3. Februar 2016

Verhandlungsrunde erweitert


In Genf will UN-Sondervermittler für Syrien Frauen und Zivilgesellschaft in Gespräche einbinden
Von Karin Leukefeld

Am Dienstag hat der UN-Sondervermittler für Syrien, Staffan de Mistura, Frauengruppen und Vertreter der Zivilgesellschaft eingeladen, zu den von der UNO geleiteten innersyrischen Gesprächen in Genf beizutragen. Auf der Grundlage der UN-Sicherheitsratsresolution 2254 habe de Mistura seinem Team ein unabhängiges Frauenberatungsgremium hinzugefügt, teilte seine Pressestelle in Genf mit. Die syrischen Frauen sollen »ihre Sorgen und Ideen vortragen und Empfehlungen geben«, die in die Gespräche eingebracht würden. Das Gremium werde zunächst mit zwölf Frauen besetzt, die von verschiedenen Organisationen ausgewählt worden seien. Andere Gruppen könnten im Rahmen eines Rotationssystems ebenfalls ihre Vorstellungen äußern.

Auf ähnliche Weise soll auch die syrische Zivilgesellschaft von de Mistura gehört werden. Ziel sei, »den Umfang der Teilnahme« an den innersyrischen Gesprächen zu »erweitern«. Sowohl für die Frauen als auch für die zivilgesellschaftlichen Gruppen habe das UN-Team einen »Unterstützungsraum« eingerichtet, wo sie arbeiten und sich auf ihre Beratungen mit dem Sondervermittler vorbereiten könnten.

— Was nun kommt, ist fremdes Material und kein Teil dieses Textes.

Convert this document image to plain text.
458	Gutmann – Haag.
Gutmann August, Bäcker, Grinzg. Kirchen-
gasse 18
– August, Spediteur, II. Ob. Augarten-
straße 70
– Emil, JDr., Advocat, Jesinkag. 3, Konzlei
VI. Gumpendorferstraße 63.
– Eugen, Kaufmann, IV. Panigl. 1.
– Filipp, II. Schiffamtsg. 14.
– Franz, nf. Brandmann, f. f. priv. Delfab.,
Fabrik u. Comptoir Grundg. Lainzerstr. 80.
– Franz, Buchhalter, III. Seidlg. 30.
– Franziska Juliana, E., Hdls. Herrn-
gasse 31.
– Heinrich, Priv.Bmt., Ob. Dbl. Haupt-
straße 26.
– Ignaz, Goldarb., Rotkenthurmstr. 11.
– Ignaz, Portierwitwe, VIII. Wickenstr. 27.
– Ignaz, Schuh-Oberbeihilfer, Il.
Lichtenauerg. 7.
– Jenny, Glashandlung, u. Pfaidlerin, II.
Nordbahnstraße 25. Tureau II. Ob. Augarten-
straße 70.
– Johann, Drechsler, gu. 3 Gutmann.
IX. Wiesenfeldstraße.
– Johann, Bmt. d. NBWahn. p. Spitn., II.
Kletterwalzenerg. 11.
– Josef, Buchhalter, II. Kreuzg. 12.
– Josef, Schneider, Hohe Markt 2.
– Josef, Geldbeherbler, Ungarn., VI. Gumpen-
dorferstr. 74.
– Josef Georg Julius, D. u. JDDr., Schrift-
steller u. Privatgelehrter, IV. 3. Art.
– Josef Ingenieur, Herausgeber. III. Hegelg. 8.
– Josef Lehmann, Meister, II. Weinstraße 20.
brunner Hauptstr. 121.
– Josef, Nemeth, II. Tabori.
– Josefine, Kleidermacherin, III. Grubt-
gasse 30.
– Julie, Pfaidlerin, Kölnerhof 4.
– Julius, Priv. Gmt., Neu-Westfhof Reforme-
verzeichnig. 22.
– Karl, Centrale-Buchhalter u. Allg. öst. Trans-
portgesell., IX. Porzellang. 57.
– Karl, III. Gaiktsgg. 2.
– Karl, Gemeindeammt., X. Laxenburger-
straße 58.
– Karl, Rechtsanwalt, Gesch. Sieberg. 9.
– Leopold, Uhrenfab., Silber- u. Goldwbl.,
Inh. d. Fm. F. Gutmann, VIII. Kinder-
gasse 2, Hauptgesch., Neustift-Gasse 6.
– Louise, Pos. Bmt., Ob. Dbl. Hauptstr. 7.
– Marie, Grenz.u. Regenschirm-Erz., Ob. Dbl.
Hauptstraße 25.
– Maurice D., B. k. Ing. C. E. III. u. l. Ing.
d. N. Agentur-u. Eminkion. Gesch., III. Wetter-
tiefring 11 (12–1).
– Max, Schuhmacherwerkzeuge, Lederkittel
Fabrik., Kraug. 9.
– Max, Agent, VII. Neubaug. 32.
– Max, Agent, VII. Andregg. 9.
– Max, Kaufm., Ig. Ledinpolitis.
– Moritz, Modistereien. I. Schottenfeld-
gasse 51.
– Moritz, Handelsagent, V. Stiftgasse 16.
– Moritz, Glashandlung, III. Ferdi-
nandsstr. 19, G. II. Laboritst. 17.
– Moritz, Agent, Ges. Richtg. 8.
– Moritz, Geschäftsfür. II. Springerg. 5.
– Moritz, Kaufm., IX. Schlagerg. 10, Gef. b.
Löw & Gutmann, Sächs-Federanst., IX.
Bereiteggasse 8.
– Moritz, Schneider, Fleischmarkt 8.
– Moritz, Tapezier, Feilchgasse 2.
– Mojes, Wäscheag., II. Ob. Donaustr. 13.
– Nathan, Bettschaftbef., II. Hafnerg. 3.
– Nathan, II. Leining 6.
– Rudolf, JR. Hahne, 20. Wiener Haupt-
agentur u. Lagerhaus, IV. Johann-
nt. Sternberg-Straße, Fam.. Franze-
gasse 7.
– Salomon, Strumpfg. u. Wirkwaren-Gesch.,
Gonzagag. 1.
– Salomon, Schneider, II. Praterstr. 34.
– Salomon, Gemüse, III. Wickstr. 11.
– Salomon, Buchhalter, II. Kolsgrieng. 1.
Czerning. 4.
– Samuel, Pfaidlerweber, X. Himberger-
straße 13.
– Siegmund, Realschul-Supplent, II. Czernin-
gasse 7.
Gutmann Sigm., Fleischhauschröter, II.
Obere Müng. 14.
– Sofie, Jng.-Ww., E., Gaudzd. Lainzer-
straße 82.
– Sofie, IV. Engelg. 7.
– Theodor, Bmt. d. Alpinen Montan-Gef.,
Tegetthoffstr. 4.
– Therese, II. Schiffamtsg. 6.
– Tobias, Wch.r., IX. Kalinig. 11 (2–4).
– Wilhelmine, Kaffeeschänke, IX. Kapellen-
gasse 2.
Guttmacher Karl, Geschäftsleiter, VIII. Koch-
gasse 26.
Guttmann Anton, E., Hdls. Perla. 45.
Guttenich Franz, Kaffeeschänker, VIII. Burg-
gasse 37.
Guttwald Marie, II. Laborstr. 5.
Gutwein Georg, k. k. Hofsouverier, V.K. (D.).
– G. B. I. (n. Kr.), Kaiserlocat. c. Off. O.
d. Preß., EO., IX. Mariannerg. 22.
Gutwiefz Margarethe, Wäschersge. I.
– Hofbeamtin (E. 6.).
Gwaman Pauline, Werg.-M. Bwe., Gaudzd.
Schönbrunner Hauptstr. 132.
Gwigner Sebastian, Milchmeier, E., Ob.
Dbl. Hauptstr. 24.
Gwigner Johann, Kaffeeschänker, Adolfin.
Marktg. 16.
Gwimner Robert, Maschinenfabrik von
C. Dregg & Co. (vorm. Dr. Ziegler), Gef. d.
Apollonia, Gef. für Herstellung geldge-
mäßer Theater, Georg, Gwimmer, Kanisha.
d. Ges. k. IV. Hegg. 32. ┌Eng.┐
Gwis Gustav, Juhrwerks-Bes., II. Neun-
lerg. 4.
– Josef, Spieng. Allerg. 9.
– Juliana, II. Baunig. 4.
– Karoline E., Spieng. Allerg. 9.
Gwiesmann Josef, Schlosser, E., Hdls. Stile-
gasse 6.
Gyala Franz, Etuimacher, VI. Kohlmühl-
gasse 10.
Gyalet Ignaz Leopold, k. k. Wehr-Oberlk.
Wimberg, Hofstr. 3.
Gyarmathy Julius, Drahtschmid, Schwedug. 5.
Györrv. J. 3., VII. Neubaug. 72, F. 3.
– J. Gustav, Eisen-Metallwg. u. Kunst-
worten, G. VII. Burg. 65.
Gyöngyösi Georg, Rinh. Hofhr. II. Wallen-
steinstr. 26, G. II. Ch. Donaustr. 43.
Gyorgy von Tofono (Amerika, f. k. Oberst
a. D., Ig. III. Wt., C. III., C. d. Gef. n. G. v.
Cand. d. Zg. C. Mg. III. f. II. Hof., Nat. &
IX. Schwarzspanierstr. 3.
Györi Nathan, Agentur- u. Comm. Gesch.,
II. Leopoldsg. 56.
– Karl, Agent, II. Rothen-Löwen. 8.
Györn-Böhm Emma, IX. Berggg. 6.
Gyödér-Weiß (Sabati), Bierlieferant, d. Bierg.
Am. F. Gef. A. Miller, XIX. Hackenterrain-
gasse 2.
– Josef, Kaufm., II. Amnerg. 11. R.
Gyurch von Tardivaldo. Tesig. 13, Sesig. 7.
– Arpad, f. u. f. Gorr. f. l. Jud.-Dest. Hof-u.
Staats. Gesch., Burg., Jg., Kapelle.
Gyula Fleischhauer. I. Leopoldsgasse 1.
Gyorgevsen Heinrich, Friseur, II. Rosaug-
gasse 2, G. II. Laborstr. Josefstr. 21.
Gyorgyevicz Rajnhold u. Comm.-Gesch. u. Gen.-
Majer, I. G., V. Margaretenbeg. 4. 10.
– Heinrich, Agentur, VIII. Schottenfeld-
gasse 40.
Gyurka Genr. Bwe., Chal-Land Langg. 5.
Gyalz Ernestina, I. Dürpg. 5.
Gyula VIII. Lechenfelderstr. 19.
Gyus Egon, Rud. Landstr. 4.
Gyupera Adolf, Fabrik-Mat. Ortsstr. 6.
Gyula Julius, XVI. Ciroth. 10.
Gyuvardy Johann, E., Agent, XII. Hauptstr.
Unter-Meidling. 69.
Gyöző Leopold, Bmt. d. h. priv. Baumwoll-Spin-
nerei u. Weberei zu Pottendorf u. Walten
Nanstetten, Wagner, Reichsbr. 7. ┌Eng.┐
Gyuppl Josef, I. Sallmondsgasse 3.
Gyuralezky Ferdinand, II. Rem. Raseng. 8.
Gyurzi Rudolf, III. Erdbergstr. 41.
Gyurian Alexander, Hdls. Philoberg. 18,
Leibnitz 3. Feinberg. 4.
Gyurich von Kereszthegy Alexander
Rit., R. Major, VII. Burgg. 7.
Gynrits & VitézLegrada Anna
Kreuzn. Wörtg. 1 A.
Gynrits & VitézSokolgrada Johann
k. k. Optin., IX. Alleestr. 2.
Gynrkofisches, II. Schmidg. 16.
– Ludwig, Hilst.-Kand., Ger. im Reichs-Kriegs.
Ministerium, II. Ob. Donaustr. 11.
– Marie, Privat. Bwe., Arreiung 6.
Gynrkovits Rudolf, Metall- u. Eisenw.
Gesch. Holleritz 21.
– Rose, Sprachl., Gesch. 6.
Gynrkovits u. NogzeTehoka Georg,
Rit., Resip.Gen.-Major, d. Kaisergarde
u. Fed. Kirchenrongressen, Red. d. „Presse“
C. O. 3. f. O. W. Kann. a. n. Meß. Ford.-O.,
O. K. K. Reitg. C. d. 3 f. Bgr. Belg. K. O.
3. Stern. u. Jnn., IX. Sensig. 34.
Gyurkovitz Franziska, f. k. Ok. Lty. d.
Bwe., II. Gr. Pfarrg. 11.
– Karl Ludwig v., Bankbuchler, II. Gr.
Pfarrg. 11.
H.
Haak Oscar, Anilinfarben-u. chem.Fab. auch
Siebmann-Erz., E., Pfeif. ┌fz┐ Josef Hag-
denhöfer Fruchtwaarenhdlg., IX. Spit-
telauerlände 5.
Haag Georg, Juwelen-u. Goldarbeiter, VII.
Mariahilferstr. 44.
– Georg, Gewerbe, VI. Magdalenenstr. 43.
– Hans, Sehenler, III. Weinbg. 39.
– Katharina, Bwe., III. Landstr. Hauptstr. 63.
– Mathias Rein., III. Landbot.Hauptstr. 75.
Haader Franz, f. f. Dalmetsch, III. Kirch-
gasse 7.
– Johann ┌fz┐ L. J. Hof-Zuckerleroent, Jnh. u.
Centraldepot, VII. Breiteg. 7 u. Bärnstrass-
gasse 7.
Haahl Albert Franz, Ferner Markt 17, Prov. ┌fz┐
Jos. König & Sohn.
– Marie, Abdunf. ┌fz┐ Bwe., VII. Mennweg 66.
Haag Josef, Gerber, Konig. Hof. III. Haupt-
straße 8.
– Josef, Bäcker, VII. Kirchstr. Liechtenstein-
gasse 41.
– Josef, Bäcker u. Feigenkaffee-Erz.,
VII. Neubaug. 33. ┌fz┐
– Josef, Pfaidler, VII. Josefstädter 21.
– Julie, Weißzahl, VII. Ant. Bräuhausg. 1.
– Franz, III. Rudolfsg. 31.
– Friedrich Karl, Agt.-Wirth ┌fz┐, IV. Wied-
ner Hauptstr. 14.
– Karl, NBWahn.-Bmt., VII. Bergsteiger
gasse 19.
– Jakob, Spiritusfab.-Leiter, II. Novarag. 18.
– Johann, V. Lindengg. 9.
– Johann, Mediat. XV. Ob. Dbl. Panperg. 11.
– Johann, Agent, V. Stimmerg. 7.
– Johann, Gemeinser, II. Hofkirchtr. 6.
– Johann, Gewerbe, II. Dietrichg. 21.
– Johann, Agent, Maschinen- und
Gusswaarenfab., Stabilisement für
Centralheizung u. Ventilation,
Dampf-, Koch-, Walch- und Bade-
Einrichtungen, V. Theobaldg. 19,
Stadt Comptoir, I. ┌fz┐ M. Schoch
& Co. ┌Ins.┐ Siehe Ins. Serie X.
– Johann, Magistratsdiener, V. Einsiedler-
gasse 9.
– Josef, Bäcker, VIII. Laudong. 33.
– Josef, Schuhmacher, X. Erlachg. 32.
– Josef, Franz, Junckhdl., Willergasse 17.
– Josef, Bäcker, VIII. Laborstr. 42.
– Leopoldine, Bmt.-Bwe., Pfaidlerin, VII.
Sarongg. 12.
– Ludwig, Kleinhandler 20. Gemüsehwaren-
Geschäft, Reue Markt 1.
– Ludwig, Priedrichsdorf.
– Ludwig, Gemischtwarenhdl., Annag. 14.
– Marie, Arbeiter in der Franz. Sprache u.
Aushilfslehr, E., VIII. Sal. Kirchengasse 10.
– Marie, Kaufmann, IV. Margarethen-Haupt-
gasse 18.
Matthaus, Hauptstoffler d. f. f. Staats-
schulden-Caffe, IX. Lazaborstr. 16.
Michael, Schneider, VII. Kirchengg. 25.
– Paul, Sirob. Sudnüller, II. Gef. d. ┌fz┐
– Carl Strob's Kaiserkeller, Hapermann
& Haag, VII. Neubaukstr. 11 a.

Ursprünglich hatte de Mistura die direkte Einbeziehung von Delegationen der Frauen und der Zivilgesellschaft in den Verhandlungsprozess angekündigt. Der UN-Sondervermittler hatte vor einer Woche erklärt, dass diese »wichtigen Teile der Gesellschaft« genauso gehört werden sollen wie die syrische Regierung und der in Riad ernannte »Hohe Verhandlungsrat« (HNC). Außerdem war eine Delegation von unabhängigen oppositionellen Gruppen vorgesehen, die vor allem von Moskau und Ägypten unterstützt werden. Daraus scheint zunächst nichts geworden zu sein. Statt dessen bleibt auf seiten der Opposi­tion nur der »Hohe Verhandlungsrat« übrig.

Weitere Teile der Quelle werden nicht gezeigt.